Traditionally, it's a fairly simple drink, consisting of two ounces of beer (or vodka), a tall glass of ice and tomato juice, a dash of celery salt, black pepper, Tabasco, Worcestershire sauce, horseradish to taste and lemon juice. But Mitch Omer, the chef and owner of Hell's Kitchen in Minneapolis has taken the drink to a new level - a version of his recipe is below.
• 1 cup tomato juice (Omer makes his own tomato juice, but for most, a can of Tasty Tom's Spicy Tomato Juice will work just fine)
• 2 teaspoons fresh lemon juice
• 1 teaspoon lemon pepper
• 1 teaspoon celery salt
• 1 teaspoon ginger puree*
• ¾ teaspoon Worcestershire sauce
• ½ teaspoon Tabasco sauce
• ¼ teaspoon horseradish
• 1/3 teaspoon minced garlic
• 2 ounces beer (Anchor Steam provides a perfect bitter counterpoint to the sweetness and spice of the mix)

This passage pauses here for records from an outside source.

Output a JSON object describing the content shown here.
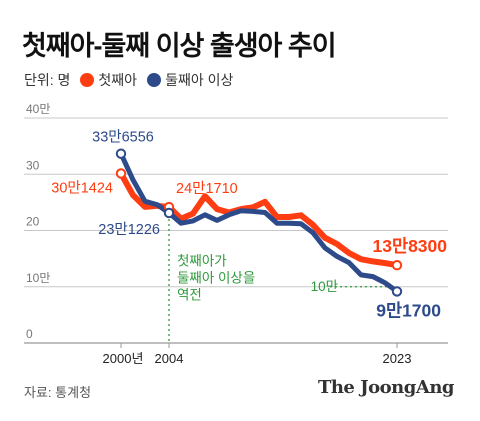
{
  "title": "첫째아-둘째 이상 출생아 추이",
  "legend": {
    "unit_label": "단위: 명",
    "series": [
      {
        "name": "첫째아",
        "color": "#ff3d12"
      },
      {
        "name": "둘째아 이상",
        "color": "#2d4a8a"
      }
    ]
  },
  "source": "자료: 통계청",
  "brand": "The JoongAng",
  "colors": {
    "first": "#ff3d12",
    "second": "#2d4a8a",
    "annotation": "#2e9a3c",
    "grid": "#c8c8c8"
  },
  "chart_data": {
    "type": "line",
    "title": "첫째아-둘째 이상 출생아 추이",
    "ylabel": "단위: 명",
    "ylim": [
      0,
      40
    ],
    "y_unit": "만",
    "yticks": [
      "40만",
      "30",
      "20",
      "10만",
      "0"
    ],
    "xticks": [
      "2000년",
      "2004",
      "2023"
    ],
    "x": [
      2000,
      2001,
      2002,
      2003,
      2004,
      2005,
      2006,
      2007,
      2008,
      2009,
      2010,
      2011,
      2012,
      2013,
      2014,
      2015,
      2016,
      2017,
      2018,
      2019,
      2020,
      2021,
      2022,
      2023
    ],
    "series": [
      {
        "name": "첫째아",
        "color": "#ff3d12",
        "values": [
          30.14,
          26.3,
          24.2,
          24.4,
          24.17,
          22.1,
          23.0,
          26.1,
          23.8,
          23.2,
          23.8,
          24.1,
          25.1,
          22.4,
          22.4,
          22.7,
          21.0,
          18.7,
          17.6,
          16.0,
          14.9,
          14.5,
          14.2,
          13.83
        ]
      },
      {
        "name": "둘째아 이상",
        "color": "#2d4a8a",
        "values": [
          33.66,
          29.0,
          25.2,
          24.6,
          23.12,
          21.3,
          21.7,
          22.8,
          21.8,
          22.8,
          23.5,
          23.4,
          23.2,
          21.3,
          21.3,
          21.2,
          19.6,
          16.9,
          15.4,
          14.3,
          12.1,
          11.8,
          10.7,
          9.17
        ]
      }
    ],
    "annotations": {
      "first_2000": "30만1424",
      "second_2000": "33만6556",
      "first_2004": "24만1710",
      "second_2004": "23만1226",
      "first_2023": "13만8300",
      "second_2023": "9만1700",
      "crossover_note": [
        "첫째아가",
        "둘째아 이상을",
        "역전"
      ],
      "ref_10man": "10만",
      "crossover_year": 2004,
      "ref_level": 10
    },
    "grid": true
  }
}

Mix all ingredients together in a glass. Fill a separate tall glass with ice and beer. Once the head disappears, add the tomato juice mixture to the glass and stir. Add a pickle spear, a stalk of celery and a cherry tomato or two for garnish. Real men do eat their vegetables, after all.

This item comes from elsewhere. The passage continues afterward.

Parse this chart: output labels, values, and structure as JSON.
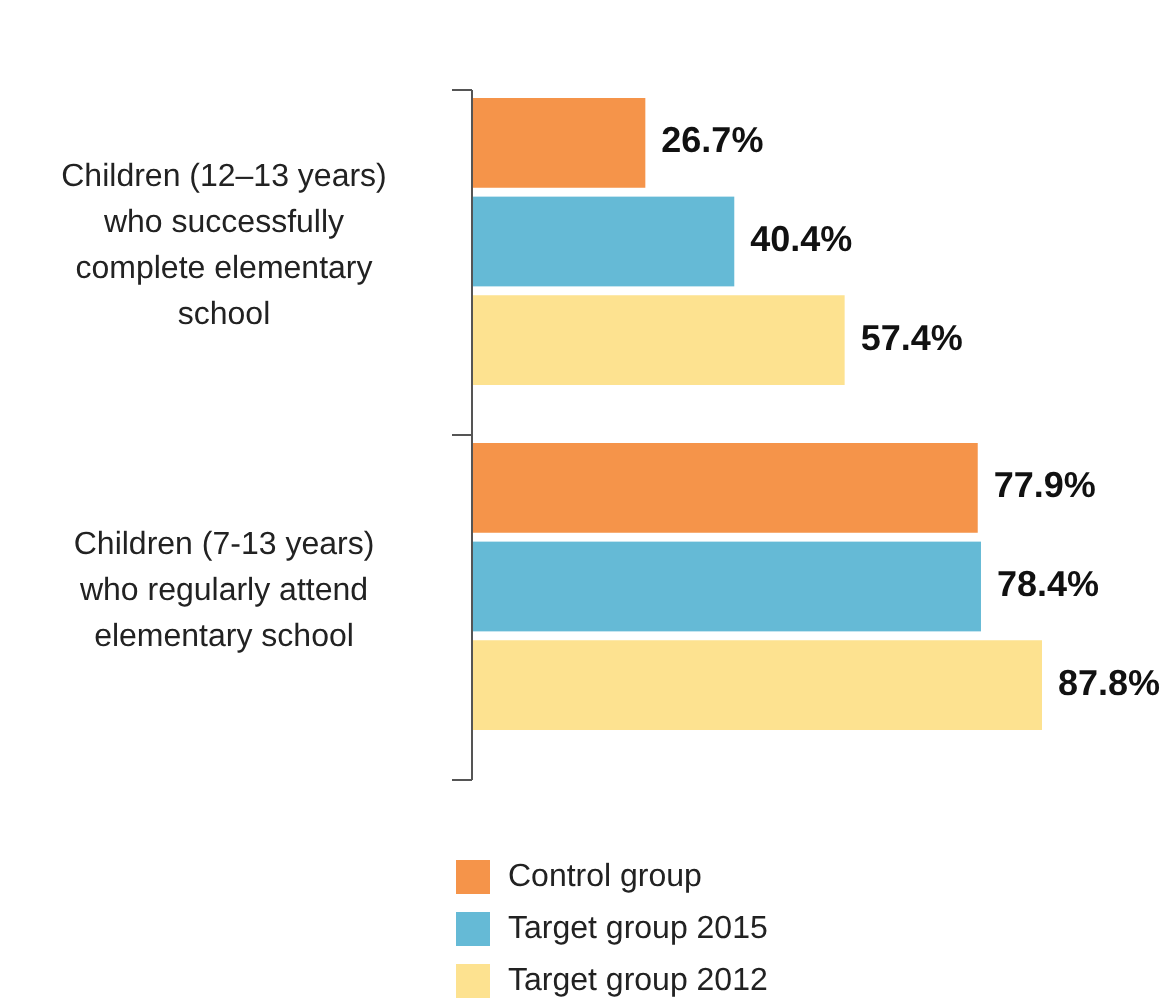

*To make ginger puree, heat 1 cup grated fresh ginger, .5 cups granulated sugar and the juice of half a lemon in a saucepan until almost all the moisture evaporates. Once it does, let it cool and place in a food processor or blender and puree till it's smooth. It'll keep refrigerated up to a month.

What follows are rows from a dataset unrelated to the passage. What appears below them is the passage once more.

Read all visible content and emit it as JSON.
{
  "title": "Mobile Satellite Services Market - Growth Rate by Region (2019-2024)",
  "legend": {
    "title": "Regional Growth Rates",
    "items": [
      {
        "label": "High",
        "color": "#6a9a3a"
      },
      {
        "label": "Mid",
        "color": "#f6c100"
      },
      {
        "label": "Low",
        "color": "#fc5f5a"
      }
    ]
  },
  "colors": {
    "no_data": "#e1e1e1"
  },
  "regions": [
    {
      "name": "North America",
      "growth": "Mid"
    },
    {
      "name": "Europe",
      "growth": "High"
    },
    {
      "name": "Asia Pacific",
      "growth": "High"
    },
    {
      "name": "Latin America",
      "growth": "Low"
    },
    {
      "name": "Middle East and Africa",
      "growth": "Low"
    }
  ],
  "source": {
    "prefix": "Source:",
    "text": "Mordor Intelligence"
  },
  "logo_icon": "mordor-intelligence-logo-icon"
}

A drinker's drink, the Negroni combines gin, vermouth, bitters and Campari to create a cocktail designed to be downed on an empty stomach - ostensibly to stimulate the appetite and promote digestion. Aimed at what some might call a sophisticated palate, it's a drink you won't have to share very often because it does take some getting used to. But for those who enjoy their drinks strong and bracing, the sweetly herbal bitter flavors combined with the deep ruby tones of the cocktail can be incredibly seductive. Plus, it lends a man a certain continental sensibility, which never hurts.
• 1 ounce gin (a heavily herbal gin like Plymouth works nicely with the bitter Campari)
• 1 ounce Campari
• ¾ ounce sweet vermouth
Combine the ingredients in a shaker full of ice and give a few good hard shakes. Strain into a chilled cocktail glass or a lowball filled with ice - whichever you prefer. Often garnished with cherries, avoid attempting to tie stem knots with your tongue, it completely ruins the whole “subtle sophistication” effect you're going for.
The Blue Blazer
The name may sound preppy, but the Blue Blazer is the undisputed king of badass drinks because it's on fire - literally. Like most of the classics, the drink is brutally simple, just rye, boiling water, powdered sugar and lemon peel, but the mixing is where it gets complicated. The cocktail is set ablaze and the poured back and forth between two large silver-plated mugs with handles. Only the best and brightest bartenders in the country have ever made one, and they certainly won't do it on a packed ladies night. And while trying to make one at home is probably one of the worst ideas of all time - what's more traditionally male than doing something stupid for the sake of looking cool? After all, there's no way to top drinking a cocktail that was, just moments before, liquid fire. If you do take a shot at Blue Blazer fame, please keep a fire extinguisher handy.
• 2 ½ ounces rye whiskey (preferably a high proof rye, like Rittenhouse 100 proof – it burns better)
• 2 ½ ounces boiling water
• 1 teaspoon powdered sugar
• lemon peel
Take two silver plated mugs with handles (most other materials won't hold up well to the heat and flames) and pour the whiskey into one, the boiling water in the other. Ignite the rye and pour into the mug of water. Continue pouring back and forth to mix, not to mention look all sorts of cool while juggling a freakin' stream of fire.